How far can you trust citizen journalism on the internet?

As the BBC reports that it can receive up to 10,000 pieces of user-generated content on a single day, Vicky Baker looks at the increasing need for verification and how propaganda and hoaxes have become more prevalent.

By Vicky Baker

Photo: Joel Saget/AFP/Getty Images

“Mosul church survived 1,800 years but couldn’t survive Isis ­– burned it as Christians expelled,” tweeted the head of Human Rights Watch, ­Kenneth Roth, sharing a now-deleted photo of a church in flames – purportedly in Iraq. The image had come from a seemingly reputable news source, and, with Islamic State’s assaults on Christians well known, it seemed legitimate – but there was more to it than a quick glance in a Twitter timeline would show.

Internet sleuths quickly debunked it by doing a simple Google “reverse image search” – a tool that enables users to see if the same image has been used anywhere on the web before. It turned out it had: in Egypt, one year prior. By this time, it was too late for the Atlanticthe Independent and the Times of India, who had all run the story. Once the mistake came to light, many outlets retracted the item, although, eight months on, it still sits on the Saudi-owned Al Arabiya news site, where Roth first saw it, like a snapshot of news history. (Roth deleted his tweet on Monday, when alerted.)

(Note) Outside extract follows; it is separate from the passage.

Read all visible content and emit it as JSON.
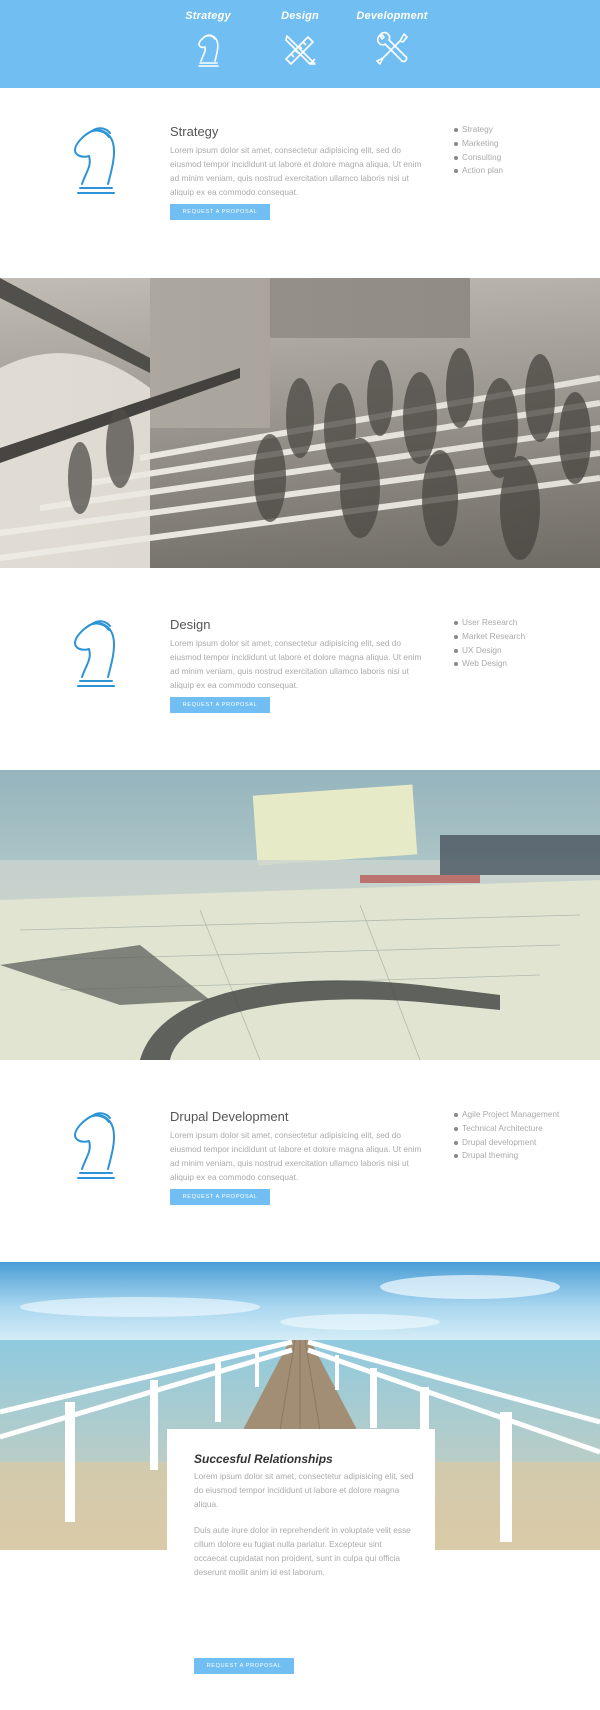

Google’s reverse image search is one of the most basic verification techniques around and would have been a good first step. The Guardian does it for every image sent in to its user-sourced Guardian Witness platform (even for those images of readers’ bookshelves, as it gets round possible copyright infringements too). The average Twitter user, adopting a he-who-shares-first-wins approach, may be unlikely to bother with such a procedure, or even know it exists; yet the future will surely bring more integrated verification tools, which we will all rely on increasingly.

Citizen journalism has come full circle. It came on to the scene as a threat to journalists, a way to replace newsgatherers with something more “authentic”. Now we are reliant on professionals again, and the teams of specialists who are working behind the scenes at major news organisations and start-ups, using increasingly sophisticated techniques to sift out deception, propaganda and mistakes.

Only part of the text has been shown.